While enjoying this quick ride, I could have cared less that Eric of Luna may or may not use the proper bike terms like head set, shock absorbers or whatever, I guess, being one of his fans, I can say I just don't care. All I know, is that between the local trail riding I do on my fatbike, and the adventures I have on the Montague conversion I carry in the plane, plus the crane bike, Luna has enriched MY life tremendously. Sorry your experience with them has been less so.

Luna will give ebikes a bad rep, like Ruger or Smith & Wesson gives hand guns a bad rep, it's up to the end user to use it responsibly. Maybe the big hand gun makers should limit their firepower to BB gun type forces, like the Euro designed bikes with 250 watts of power.


----------



## OhioPT (Jul 14, 2012)

The language they use in their description of this bike is very misleading. 

There are 3 purchase options: Standard Mode (750 watts) with Throttle (1000 watt Peak), Ludicrous Mode (2000 watts) NO THROTTLE $300.00, and Granny Mode (300 watts) 20mph Top Speed and NO THROTTLE.

Only the "Granny Mode" bike would be legal on non-motorized trails limited to Class I bikes. However, the description makes these claims:

"While most other production bikes on the market are 250 watt Euro spec bikes with no throttle and no real power. With most limits in the USA set at 750 watts, this drive is perfectly suited for our market, allowing it to be used on most Class-1 trails legally with non-Ludicrous mode." 

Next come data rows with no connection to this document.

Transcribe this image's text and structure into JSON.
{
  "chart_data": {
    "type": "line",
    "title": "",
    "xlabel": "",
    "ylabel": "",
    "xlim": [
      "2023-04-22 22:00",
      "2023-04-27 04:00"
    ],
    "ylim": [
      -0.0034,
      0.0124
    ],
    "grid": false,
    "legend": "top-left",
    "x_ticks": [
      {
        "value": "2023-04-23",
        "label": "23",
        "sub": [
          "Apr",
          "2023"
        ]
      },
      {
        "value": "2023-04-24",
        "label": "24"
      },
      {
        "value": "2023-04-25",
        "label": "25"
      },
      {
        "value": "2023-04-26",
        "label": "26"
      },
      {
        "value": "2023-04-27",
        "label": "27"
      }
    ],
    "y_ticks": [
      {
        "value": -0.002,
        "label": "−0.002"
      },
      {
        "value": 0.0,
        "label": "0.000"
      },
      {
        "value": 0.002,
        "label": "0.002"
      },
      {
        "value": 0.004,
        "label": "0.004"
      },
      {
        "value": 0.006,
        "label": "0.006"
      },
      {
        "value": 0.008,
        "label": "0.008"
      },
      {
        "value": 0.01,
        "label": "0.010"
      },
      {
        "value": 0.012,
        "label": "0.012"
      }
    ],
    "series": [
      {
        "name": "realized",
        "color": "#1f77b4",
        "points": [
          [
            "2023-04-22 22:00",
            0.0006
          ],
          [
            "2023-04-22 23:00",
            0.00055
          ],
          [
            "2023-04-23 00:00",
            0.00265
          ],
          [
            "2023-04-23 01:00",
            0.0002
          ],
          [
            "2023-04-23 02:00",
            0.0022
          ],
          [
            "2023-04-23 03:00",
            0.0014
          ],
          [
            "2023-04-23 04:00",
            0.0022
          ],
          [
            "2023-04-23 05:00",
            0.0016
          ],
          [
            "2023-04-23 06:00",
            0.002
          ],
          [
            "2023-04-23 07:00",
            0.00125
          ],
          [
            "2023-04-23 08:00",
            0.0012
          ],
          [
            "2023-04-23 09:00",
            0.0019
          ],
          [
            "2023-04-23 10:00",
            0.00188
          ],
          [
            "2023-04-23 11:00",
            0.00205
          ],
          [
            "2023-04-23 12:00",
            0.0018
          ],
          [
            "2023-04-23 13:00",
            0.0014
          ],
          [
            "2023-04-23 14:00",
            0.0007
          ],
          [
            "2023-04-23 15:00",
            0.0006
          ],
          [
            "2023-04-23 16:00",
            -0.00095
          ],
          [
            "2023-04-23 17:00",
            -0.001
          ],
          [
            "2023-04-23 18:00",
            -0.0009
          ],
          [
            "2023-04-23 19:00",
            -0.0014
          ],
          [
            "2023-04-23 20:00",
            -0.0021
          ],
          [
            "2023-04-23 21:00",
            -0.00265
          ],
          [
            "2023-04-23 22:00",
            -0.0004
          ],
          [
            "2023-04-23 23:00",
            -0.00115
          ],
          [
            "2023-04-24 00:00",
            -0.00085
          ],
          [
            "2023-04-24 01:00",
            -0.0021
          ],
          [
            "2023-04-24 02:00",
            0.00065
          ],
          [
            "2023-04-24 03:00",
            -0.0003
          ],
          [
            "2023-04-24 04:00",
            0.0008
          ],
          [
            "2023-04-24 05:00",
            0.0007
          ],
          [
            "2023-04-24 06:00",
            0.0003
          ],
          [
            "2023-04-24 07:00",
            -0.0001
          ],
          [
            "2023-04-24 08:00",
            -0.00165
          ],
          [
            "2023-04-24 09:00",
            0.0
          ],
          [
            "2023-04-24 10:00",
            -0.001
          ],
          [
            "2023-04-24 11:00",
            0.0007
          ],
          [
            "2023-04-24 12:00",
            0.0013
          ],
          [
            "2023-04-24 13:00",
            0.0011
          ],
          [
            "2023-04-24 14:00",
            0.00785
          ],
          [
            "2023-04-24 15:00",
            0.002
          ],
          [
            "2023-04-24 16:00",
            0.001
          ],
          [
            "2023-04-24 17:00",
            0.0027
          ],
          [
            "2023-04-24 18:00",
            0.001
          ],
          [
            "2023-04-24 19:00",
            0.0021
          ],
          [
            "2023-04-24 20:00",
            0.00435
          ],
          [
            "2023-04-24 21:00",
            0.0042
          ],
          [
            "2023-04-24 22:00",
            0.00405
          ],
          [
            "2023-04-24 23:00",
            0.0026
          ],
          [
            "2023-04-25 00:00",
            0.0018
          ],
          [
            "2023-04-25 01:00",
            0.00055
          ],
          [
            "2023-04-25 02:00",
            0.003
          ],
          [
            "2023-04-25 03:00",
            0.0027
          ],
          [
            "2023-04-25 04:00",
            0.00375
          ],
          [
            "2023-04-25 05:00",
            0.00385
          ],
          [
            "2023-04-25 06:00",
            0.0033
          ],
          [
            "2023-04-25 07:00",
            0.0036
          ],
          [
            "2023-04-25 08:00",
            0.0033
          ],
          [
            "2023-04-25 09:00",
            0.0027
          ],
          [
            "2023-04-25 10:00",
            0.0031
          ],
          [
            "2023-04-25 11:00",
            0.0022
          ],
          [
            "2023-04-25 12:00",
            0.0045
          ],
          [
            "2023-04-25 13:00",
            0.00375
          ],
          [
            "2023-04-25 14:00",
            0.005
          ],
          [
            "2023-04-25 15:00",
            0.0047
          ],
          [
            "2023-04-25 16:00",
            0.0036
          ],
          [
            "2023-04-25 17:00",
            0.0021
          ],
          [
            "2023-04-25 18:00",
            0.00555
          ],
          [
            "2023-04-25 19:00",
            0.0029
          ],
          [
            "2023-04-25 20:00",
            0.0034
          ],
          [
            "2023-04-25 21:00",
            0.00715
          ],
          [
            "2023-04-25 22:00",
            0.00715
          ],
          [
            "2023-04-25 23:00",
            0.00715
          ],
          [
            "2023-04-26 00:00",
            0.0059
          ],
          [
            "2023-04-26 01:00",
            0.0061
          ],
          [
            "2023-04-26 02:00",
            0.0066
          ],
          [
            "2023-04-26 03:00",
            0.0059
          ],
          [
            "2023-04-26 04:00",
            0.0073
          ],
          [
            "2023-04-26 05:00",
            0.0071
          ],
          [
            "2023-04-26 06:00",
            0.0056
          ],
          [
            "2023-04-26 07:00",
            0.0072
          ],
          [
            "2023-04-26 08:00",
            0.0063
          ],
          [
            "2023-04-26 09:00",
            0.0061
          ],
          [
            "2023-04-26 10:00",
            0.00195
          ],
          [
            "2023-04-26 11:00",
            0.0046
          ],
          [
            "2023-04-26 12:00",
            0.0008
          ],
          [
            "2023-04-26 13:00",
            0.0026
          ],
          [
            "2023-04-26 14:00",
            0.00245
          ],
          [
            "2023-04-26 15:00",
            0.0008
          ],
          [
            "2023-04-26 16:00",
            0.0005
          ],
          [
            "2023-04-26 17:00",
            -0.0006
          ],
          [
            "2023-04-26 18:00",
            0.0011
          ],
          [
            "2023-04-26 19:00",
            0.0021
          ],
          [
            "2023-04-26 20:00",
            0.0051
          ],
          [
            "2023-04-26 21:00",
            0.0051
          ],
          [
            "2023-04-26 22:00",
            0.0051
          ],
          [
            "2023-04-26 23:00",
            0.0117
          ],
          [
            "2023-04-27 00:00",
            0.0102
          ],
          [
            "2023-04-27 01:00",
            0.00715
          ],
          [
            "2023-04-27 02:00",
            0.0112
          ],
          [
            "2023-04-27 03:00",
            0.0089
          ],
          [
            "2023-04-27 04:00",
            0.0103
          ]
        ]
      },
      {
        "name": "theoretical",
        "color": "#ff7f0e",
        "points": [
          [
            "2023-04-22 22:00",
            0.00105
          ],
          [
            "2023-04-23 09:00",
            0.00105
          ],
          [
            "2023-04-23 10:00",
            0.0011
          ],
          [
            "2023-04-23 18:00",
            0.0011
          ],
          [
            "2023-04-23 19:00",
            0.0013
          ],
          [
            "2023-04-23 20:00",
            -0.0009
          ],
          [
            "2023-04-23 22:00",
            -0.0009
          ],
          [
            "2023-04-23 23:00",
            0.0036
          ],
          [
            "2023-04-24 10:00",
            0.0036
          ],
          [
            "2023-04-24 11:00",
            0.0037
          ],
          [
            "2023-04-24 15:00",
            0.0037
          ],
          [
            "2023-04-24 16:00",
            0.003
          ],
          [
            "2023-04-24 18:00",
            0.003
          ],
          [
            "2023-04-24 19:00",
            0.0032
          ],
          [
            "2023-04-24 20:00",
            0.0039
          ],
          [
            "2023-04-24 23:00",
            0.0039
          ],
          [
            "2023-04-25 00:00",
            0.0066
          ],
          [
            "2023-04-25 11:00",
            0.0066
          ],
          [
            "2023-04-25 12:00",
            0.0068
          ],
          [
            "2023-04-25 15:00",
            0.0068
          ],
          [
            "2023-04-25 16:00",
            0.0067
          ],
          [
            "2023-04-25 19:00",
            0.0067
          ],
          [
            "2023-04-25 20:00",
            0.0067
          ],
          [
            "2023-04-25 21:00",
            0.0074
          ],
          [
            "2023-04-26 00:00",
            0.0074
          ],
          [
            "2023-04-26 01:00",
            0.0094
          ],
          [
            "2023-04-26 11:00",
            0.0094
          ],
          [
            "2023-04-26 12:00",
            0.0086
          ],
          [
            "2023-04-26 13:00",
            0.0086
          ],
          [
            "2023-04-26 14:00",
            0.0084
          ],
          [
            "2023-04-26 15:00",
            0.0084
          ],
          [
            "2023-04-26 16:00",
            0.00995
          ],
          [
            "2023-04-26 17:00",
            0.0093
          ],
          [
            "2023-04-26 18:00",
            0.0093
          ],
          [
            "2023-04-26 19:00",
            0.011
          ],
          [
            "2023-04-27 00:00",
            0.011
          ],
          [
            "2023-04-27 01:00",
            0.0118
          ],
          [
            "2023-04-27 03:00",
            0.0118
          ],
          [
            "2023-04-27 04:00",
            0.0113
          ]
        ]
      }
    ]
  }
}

Based on this statement, it is likely that people not familiar with current e-bike laws will assume that the "Standard Mode" bike would be legal on Class I trails. It has a throttle, so that is false. 

I'm also not thrilled about the language used in this paragraph:

"The X-1 is a legitimate contender for ANY other electric Enduro eBike on the market, and will fit in on almost ANY trail due to the stealthy design and quietness. At first glance, it will appear to be a tricked out Enduro eBike to even the most seasoned riders, allowing you to hold your head high as you share the trail with standard bikes and eBike alike." 

I could be mistaken, but I'm almost certain that the original wording was "Enduro bike" and not "Enduro eBike", and the last three words of that sentence ("and eBike alike") were just added later today, because they were not there when I read it earlier today. 

Just to be clear, I'm not saying that this product is bad, or that Luna should only offer low-powered ebikes. However, I do believe that Luna has a responsibility to MAKE IT VERY CLEAR to their customers which bike would be LEGAL on Class I trails/paths, and which ones are for motorized (ATV/MC) trail use only.


----------



## OhioPT (Jul 14, 2012)

portnuefpeddler said:


> Luna will give ebikes a bad rep, like Ruger or Smith & Wesson gives hand guns a bad rep, it's up to the end user to use it responsibly. Maybe the big hand gun makers should limit their firepower to BB gun type forces, like the Euro designed bikes with 250 watts of power.


The proper analogy would be Ruger offering 2 gun options on a product page that look alike, but one fires BB's and one fires bullets. But yet the description makes it appear that you could legally bring either one to your local cub scout meeting, and BB guns are for sissies.


----------



## Callender (Mar 25, 2014)

^ Great analogy! Luna seems very sketchy. It's too bad they feel the need to circumvent current laws with misleading marketing.


----------